To disable receiving RAs on a Windows host, you can use the following netsh command using the interface number:
netsh interface ipv6 set interface "Local Area Connection" routerdiscovery=disabled
Alternatively, you can check the settings of the interface using a command like this:
netsh interface ipv6 show interface "Local Area Connection"
Alternatively, you can use the PowerShell Set-NetIPInterface command as follows:
Set-NetIPInterface -InterfaceIndex 12 -RouterDiscovery Disabled -Dhcp Disabled
You can check the configuration using the PowerShell Get-NetIPInterface command.
It is possible to disable receiving and processing RAs on a Linux host using the following commands:
sudo sysctl -w net.ipv6.conf.eth1.accept_ra=0
echo 0 > /proc/sys/net/ipv6/conf/eth0/accept_ra
echo 0 > /proc/sys/net/ipv6/conf/all/accept_ra
Another option is to put configuration entries, like the following, into the /etc/sysctl.conf file:
net.ipv6.conf.all.autoconf = 0
net.ipv6.conf.all.accept_ra = 0
To disable RAs on a BSD system, you would use the following sysctl commands:
sysctl -w net.inet6.ip6.accept_rtadv=0
Keep in mind that this technique does not work on an Apple Mac OS X system because this is a read-only parameter.

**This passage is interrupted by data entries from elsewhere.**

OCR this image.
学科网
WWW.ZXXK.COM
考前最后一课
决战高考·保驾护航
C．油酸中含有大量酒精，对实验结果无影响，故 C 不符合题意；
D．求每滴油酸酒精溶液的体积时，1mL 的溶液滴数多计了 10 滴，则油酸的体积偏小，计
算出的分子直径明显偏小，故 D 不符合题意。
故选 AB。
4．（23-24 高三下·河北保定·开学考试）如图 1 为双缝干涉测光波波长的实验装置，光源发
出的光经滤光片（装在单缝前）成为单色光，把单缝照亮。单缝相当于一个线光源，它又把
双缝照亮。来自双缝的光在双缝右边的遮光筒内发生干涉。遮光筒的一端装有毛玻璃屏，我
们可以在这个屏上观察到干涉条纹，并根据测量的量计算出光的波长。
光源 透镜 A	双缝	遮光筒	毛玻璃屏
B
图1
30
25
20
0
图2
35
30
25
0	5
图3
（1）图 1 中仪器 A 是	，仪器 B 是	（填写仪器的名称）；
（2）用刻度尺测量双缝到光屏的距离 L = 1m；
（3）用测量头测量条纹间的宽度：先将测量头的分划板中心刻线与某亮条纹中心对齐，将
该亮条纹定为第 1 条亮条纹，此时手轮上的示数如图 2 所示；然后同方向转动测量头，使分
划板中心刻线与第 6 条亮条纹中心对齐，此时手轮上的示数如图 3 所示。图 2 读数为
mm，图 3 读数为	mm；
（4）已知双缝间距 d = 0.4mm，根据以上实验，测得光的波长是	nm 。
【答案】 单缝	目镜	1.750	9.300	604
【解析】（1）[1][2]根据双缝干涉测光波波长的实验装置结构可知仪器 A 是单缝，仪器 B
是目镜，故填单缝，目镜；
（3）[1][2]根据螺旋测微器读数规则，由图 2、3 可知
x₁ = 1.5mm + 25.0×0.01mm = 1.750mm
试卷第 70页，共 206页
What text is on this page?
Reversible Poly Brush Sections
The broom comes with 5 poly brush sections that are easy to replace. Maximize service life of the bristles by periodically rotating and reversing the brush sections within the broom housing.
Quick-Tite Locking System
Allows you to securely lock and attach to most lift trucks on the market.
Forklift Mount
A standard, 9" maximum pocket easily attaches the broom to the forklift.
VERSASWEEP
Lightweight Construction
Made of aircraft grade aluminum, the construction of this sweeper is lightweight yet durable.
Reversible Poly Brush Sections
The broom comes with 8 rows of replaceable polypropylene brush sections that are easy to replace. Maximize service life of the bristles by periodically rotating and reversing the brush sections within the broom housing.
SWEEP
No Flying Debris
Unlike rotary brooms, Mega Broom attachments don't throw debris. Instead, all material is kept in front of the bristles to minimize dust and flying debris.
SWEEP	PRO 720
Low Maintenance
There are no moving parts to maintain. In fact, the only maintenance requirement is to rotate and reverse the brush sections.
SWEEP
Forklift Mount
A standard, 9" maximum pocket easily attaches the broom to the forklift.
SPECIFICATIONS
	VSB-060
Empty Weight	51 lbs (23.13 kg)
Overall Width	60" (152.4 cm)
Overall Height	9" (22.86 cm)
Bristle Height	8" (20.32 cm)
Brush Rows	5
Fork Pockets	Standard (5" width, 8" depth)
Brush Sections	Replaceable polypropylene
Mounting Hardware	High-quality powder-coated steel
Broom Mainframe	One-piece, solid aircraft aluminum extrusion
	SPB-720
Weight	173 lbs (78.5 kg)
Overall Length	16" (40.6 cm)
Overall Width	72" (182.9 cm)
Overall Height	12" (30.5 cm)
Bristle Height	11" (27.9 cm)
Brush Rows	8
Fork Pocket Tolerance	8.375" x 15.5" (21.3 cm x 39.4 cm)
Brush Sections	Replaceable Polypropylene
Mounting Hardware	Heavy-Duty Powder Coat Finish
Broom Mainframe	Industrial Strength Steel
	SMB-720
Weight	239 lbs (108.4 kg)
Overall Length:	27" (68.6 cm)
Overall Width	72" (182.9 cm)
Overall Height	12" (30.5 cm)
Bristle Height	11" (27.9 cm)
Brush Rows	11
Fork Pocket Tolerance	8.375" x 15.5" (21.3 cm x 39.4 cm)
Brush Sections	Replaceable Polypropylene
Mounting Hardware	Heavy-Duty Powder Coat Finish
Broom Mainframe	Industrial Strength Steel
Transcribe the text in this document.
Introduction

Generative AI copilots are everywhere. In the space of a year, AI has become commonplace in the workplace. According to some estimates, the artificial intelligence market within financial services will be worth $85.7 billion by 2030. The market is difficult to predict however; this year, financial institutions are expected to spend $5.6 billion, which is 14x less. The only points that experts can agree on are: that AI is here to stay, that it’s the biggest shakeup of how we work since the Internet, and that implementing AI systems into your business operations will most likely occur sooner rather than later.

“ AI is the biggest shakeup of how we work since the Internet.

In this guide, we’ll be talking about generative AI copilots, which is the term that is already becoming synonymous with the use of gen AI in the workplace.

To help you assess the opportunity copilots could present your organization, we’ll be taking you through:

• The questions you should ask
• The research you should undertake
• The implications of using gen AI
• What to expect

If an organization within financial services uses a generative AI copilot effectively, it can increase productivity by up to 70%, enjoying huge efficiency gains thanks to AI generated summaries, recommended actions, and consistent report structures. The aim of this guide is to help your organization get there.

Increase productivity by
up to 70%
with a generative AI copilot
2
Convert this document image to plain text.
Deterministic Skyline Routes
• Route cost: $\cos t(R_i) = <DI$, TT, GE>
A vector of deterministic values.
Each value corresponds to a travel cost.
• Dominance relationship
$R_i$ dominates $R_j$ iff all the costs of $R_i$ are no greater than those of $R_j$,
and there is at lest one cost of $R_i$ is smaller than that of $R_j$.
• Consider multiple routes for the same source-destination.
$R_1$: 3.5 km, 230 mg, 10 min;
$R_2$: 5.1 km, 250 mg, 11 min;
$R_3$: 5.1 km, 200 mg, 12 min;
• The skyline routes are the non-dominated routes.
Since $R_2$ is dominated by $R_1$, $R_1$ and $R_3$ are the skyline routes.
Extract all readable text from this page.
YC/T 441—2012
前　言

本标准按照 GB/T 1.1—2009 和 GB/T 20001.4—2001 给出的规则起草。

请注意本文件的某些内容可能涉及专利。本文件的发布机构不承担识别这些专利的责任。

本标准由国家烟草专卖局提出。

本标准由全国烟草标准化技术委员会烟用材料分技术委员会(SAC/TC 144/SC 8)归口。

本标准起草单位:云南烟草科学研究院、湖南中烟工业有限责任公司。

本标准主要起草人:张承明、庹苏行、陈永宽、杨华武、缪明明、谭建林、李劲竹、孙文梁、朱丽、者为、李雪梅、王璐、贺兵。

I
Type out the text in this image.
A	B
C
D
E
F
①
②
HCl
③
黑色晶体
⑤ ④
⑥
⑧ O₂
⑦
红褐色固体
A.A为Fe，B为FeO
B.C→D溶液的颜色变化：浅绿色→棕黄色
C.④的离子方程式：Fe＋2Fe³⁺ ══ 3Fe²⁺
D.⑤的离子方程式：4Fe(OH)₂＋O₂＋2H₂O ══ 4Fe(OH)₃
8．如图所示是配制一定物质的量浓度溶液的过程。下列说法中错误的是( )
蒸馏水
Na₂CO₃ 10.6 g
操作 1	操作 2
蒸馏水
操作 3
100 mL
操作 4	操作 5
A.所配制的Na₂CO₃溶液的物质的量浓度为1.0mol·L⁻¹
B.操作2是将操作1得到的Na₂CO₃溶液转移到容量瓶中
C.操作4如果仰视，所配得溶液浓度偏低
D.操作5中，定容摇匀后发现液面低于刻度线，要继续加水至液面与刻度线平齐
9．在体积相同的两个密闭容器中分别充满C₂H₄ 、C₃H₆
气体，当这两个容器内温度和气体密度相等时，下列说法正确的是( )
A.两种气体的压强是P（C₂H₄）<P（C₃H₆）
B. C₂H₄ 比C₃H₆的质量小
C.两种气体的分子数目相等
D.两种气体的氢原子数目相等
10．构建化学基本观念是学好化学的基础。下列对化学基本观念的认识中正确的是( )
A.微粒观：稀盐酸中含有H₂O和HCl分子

See section 5.2 of the “IPv6 Hardening Guide for OS-X” by Antonios Atlasis.
It should also be mentioned that you could configure a host-based firewall such as NetFilter (ip6tables) to block the RA from being received on the host’s interface.
Manually configuring IT systems falls on one end of the spectrum. Allowing devices and systems to self-provision and leverage automation is at the other end. Each of these two generic configuration techniques has its advantages and disadvantages (as compared in the table below).
High administrative overhead/burden
Low administrative overhead/burden
Static, no variability, deterministic
Dynamic, some variability, subject to change
Requires operator, prone to human error
Closed-loop software-driven system, some human error still possible
The choice of which method to use should be based on the requirements of the system and your overall IT practice. When configuring IPv6, it may be preferable to more deliberately (and manually) configure it. In a data center, this would mean using the manual configuration technique for addressing servers. However, in the end-user access networks, dynamic configuration using DHCPv6 is preferred.